When AI Candidate Scoring is Performed

Talenteria's AI Candidate Scoring is executed at two key points in the recruitment process:

  • When a New Candidate Applies: As soon as a candidate applies for a job through your career site, Talenteria's AI assesses their profile, experience, education, and skills to generate an initial score.
  • When Linking a Candidate to a Job: When you manually link a candidate to a specific job opening within Talenteria's platform, the AI recalculates the candidate's score based on how well their qualifications align with that particular job's requirements.

Accessing Scoring Results

The AI Candidate Scoring results are conveniently accessible within the Talenteria platform:

  • Candidate List: On the main candidate list, you'll see an additional column displaying each candidate's AI-generated score. This at-a-glance view helps you quickly gauge the relative suitability of candidates.
  • Candidate Card: When you access an individual candidate's profile, the AI-generated score is prominently displayed. This assists you in making more informed decisions when considering a candidate for a role.
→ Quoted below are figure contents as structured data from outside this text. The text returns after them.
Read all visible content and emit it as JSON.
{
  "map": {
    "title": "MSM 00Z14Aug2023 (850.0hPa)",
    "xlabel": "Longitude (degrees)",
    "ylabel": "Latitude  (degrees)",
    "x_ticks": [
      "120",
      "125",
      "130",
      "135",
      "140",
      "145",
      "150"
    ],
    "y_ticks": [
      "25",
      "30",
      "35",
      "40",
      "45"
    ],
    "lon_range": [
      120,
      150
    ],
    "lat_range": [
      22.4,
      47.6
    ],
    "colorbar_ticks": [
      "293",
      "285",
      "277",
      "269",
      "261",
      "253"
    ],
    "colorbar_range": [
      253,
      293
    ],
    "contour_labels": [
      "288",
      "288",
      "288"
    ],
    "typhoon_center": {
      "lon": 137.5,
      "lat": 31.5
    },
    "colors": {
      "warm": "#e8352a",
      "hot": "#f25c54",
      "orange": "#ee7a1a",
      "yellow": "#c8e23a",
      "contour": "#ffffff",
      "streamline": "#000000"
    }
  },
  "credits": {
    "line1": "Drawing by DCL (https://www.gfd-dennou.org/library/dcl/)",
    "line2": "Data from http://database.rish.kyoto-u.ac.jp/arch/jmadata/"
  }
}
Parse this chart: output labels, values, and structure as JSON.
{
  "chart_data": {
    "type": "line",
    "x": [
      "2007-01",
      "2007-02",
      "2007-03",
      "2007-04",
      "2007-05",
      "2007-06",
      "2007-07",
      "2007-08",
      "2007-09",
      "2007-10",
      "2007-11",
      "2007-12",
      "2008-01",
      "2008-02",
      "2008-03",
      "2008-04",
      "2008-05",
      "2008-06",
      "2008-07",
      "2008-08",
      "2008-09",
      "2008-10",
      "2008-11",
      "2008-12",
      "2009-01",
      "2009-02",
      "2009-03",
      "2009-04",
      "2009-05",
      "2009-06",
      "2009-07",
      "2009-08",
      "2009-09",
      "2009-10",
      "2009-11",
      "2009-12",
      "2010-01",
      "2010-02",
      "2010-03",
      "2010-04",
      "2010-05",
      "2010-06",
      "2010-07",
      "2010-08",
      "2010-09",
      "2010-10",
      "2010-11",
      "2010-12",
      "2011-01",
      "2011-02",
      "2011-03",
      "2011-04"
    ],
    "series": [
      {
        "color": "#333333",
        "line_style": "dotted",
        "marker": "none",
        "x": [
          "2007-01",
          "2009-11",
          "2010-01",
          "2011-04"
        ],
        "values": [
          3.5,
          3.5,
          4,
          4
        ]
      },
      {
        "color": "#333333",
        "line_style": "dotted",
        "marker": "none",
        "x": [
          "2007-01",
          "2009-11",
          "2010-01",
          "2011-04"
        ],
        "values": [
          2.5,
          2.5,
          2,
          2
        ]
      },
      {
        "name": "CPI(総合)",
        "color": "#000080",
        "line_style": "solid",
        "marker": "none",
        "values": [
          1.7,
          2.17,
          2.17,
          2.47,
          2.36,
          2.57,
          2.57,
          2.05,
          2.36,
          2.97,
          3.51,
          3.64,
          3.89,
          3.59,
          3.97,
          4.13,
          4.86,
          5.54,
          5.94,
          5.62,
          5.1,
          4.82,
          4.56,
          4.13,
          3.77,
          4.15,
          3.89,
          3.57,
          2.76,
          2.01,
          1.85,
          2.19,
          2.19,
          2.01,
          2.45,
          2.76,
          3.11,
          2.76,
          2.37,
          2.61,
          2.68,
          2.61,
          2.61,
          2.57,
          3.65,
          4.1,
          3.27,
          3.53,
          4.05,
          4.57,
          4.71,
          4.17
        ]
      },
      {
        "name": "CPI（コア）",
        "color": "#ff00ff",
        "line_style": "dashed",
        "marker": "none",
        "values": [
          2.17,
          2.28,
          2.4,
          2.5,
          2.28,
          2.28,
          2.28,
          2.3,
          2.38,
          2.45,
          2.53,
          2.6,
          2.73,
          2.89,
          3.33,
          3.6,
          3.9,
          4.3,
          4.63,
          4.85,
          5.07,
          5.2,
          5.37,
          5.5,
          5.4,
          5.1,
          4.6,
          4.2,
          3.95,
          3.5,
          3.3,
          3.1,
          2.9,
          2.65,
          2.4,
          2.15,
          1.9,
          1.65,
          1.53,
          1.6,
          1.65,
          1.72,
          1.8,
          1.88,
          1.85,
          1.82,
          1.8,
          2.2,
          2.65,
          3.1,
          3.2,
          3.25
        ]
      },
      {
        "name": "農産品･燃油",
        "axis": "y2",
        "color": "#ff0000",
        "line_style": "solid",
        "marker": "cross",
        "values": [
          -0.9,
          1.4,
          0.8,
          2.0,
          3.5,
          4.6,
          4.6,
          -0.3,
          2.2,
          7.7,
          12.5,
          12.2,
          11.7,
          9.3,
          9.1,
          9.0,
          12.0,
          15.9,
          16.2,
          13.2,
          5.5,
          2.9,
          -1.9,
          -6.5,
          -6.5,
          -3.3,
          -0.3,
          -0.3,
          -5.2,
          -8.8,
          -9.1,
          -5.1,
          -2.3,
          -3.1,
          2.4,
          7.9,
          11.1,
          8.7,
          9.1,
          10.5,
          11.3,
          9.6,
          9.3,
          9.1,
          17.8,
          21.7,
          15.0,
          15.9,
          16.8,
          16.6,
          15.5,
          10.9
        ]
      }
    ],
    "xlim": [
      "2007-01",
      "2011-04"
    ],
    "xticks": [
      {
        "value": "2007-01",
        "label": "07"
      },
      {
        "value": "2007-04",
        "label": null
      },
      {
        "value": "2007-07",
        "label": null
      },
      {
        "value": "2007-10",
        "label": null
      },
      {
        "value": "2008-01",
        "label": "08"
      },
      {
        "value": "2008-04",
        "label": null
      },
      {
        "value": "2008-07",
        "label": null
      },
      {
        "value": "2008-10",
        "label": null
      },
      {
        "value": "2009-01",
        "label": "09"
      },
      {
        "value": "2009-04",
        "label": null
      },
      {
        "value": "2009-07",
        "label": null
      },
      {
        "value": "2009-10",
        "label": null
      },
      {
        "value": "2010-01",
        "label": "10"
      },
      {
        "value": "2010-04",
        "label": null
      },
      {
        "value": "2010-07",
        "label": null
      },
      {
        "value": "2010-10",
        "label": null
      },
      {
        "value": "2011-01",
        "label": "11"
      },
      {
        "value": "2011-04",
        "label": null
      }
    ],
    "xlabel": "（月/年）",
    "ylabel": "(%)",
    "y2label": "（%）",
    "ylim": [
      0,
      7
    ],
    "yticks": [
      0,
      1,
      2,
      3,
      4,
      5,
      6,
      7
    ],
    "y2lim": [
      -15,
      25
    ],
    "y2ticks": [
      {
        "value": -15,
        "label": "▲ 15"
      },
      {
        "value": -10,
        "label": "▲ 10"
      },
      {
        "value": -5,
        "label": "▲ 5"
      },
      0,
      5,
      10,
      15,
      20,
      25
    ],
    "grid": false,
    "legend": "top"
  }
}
Mouse over the "i" icon to read the AI comments related to each scoring criterion.

In conclusion, Talenteria's AI Candidate Scoring feature empowers you with an objective and efficient method of evaluating candidates based on their experience, education, and skills. By leveraging this AI-driven scoring mechanism, you can streamline your recruitment process, enhance candidate selection, and make well-informed hiring decisions.